1956 United Nations treaty which builds upon the 1926 Slavery Convention
Extended international prohibition on slavery to cover debt bondage, serfdom, and exploitative marriage and child labor practices.
Key Facts
- Treaty type
- United Nations multilateral convention
- Date adopted
- 7 September 1956
- Builds upon
- 1926 Slavery Convention
- Also references
- Forced Labour Convention of 1930
- New practices banned
- Debt bondage, serfdom, servile and child marriage, child servitude
By the Numbers
Cause → Event → Consequence
The 1926 Slavery Convention had prohibited formal slavery and the slave trade, but left unaddressed entrenched practices such as debt bondage, serfdom, and forced marriage arrangements. The 1930 Forced Labour Convention similarly did not cover these traditional institutions. Post-World War II momentum for universal human rights protections revealed these gaps and prompted calls for a more expansive international legal instrument.
On 7 September 1956, the United Nations adopted the Supplementary Convention on the Abolition of Slavery, the Slave Trade, and Institutions and Practices Similar to Slavery. The treaty explicitly prohibited debt bondage, serfdom, servile marriage, child marriage, and child servitude, extending earlier international obligations and creating binding commitments for signatory states to abolish practices structurally similar to formal slavery.

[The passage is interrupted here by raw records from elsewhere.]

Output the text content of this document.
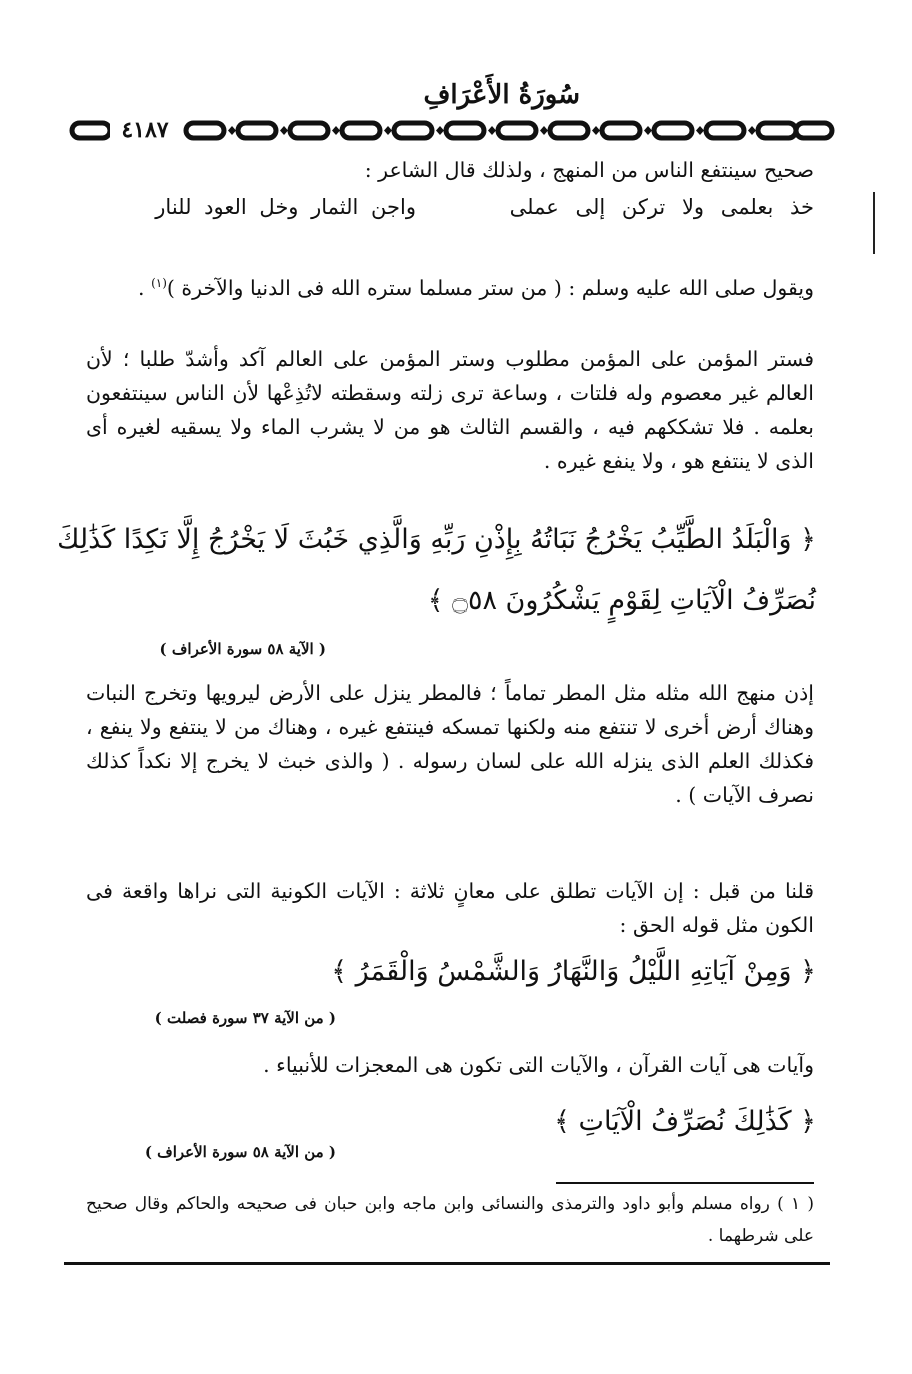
سُورَةُ الأَعْرَافِ
٤١٨٧
صحيح سينتفع الناس من المنهج ، ولذلك قال الشاعر :
خذ بعلمى ولا تركن إلى عملى
واجن الثمار وخل العود للنار
ويقول صلى الله عليه وسلم : ( من ستر مسلما ستره الله فى الدنيا والآخرة )$^{(١)}$ .
فستر المؤمن على المؤمن مطلوب وستر المؤمن على العالم آكد وأشدّ طلبا ؛ لأن العالم غير معصوم وله فلتات ، وساعة ترى زلته وسقطته لاتُذِعْها لأن الناس سينتفعون بعلمه . فلا تشككهم فيه ، والقسم الثالث هو من لا يشرب الماء ولا يسقيه لغيره أى الذى لا ينتفع هو ، ولا ينفع غيره .
﴿ وَالْبَلَدُ الطَّيِّبُ يَخْرُجُ نَبَاتُهُ بِإِذْنِ رَبِّهِ وَالَّذِي خَبُثَ لَا يَخْرُجُ إِلَّا نَكِدًا كَذَٰلِكَ
نُصَرِّفُ الْآيَاتِ لِقَوْمٍ يَشْكُرُونَ ۝٥٨ ﴾
( الآية ٥٨ سورة الأعراف )
إذن منهج الله مثله مثل المطر تماماً ؛ فالمطر ينزل على الأرض ليرويها وتخرج النبات وهناك أرض أخرى لا تنتفع منه ولكنها تمسكه فينتفع غيره ، وهناك من لا ينتفع ولا ينفع ، فكذلك العلم الذى ينزله الله على لسان رسوله . ( والذى خبث لا يخرج إلا نكداً كذلك نصرف الآيات ) .
قلنا من قبل : إن الآيات تطلق على معانٍ ثلاثة : الآيات الكونية التى نراها واقعة فى الكون مثل قوله الحق :
﴿ وَمِنْ آيَاتِهِ اللَّيْلُ وَالنَّهَارُ وَالشَّمْسُ وَالْقَمَرُ ﴾
( من الآية ٣٧ سورة فصلت )
وآيات هى آيات القرآن ، والآيات التى تكون هى المعجزات للأنبياء .
﴿ كَذَٰلِكَ نُصَرِّفُ الْآيَاتِ ﴾
( من الآية ٥٨ سورة الأعراف )
( ١ ) رواه مسلم وأبو داود والترمذى والنسائى وابن ماجه وابن حبان فى صحيحه والحاكم وقال صحيح على شرطهما .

The convention established a broader international legal framework obligating member states to criminalize and eliminate slavery-like practices beyond chattel slavery itself. It strengthened the foundation for subsequent human rights instruments addressing forced labor and trafficking, and remains a core reference point in international humanitarian and anti-slavery law.
Political Outcome
Treaty adopted, extending international abolition obligations to debt bondage, serfdom, servile marriage, and child servitude.